Monday 10 September 2018

United Kingdom United

As a child, football was a gift which kept on giving – unless you were a player, in which case the season must have seemed interminable. If your club wasn’t in the Anglo-Italian Cup, the British Home International Championship might grab you instead. 

There was none of yer here-today-gone-tomorrow UEFA Nations League nonsense. For a hundred years, each domestic season was wrapped up by a week of fixtures involving each of the home nations, England, Scotland, Wales and Northern Ireland. These days, eyebrows are often raised when any two of the above are drawn against each other in qualifying groups for the World Cup or Euros, but until 1984, we could enjoy not two but six matches every single year. For me, they were as much a part of the season as the FA Cup Final. 

Many of the Scots played north of the border, fuelling the success of Celtic, Rangers and Aberdeen, but almost all the men in red or green were familiar faces in the Football League alongside their English counterparts. England and/or Scotland reached the World Cup Finals in 170 and ’74, respectively, but come May I welcomed the opportunity to watch the likes of George Best, Pat Jennings, John Toshack and Leighton James in their national colours.

I don’t recall whole matches but isolated incidents have stayed with me. An imperious header against England by Southampton’s Ron Davies – it must have been in 1969 - had Saints fan Dad in absolute raptures: “He was away above Moore”. And indeed he was. However, Wales lost that game, as they did most of the ‘Home’ internationals they played against their more populous neighbour.

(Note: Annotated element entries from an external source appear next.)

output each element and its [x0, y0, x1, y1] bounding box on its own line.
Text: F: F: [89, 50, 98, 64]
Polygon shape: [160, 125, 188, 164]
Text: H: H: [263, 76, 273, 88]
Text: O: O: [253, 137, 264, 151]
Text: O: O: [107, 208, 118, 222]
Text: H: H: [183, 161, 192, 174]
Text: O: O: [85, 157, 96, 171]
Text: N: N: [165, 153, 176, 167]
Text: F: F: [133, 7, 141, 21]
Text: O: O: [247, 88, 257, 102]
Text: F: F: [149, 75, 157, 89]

A rather more famous incident two years later also sent my normally placid father into a state of heightened animation. For the opening fixture Northern Ireland were hosting England at Windsor Park, presumably hoping to snatch a goal against Sir Alf Ramsey’s men. George Best was at his peak, a constant thorn in any goalie’s side, and at one point he cleverly spotted a chink in Gordon Banks’ armour. Noting how the English number one tended to throw the ball high when attempting a drop-kick clearance, he tracked Banks from the side then, with the ball in the air, flicked a left boot to clip it over the ‘keeper’s head and nodded it in the empty net. Genius, and entirely within the laws of the game. Banks protested and the goal was shamefully disallowed. Dad, of course, had been a goalie but we recognised a perfectly legal goal when he saw it. The ref’s decision cost the Irish not only the goal and the game but also the championship which at that time they had never won outright.

In 1975 I remember watching in amazement as a rampant England, so feeble in their previous games, ripped Scotland apart at Wembley, and the legend of the Incompetent Scottish Goalkeeper was born. Poor Stewart Kennedy may have been a Rangers mainstay but he had an absolute nightmare in the 1-5 humiliation and never played for Scotland again.
Two years later, Scotland gained their revenge. I don’t remember it as a classic match, although the uncompromising centre-forward Joe Jordan roughed up the England defence as only he could. However, the images of the raucous Scots celebrating a 2-1 victory on the Wembley pitch culminating in the destruction of one of the crossbars not only increased awareness of hooliganism in British football but also hastened the end of the championship itself.

By the Eighties, only the oldest rivalry in world football, the England-Scotland clash, roused much passion – too much for the stadium owners and London councils. 100,000 could pack into Wembley or Hampden Park but there wasn’t much enthusiasm for a rain-soaked Tuesday evening at Ninian Park. The growing fear of hooligan incidents, coupled with the political situation in Northern Ireland, only hammered the final nails in the tournament’s coffin.

I couldn’t help feeling sad, despite recognising the reasons for the ruling. The Championship was dying on its feet but, paradoxically, was becoming more interesting as the Welsh and Irish teams were more competitive than they had been for years. Wales had one of their more memorable moments in 1980, a glorious 4-1 triumph over a mediocre England at Wrexham. The hundredth tournament was to be the last, in 1984, and who were the final champions? None other than Billy Bingham’s Northern Ireland. It may have been achieved on goal difference but the trophy remains Irish FA property for as long as the Championship is consigned to history. George Best et al had the last laugh.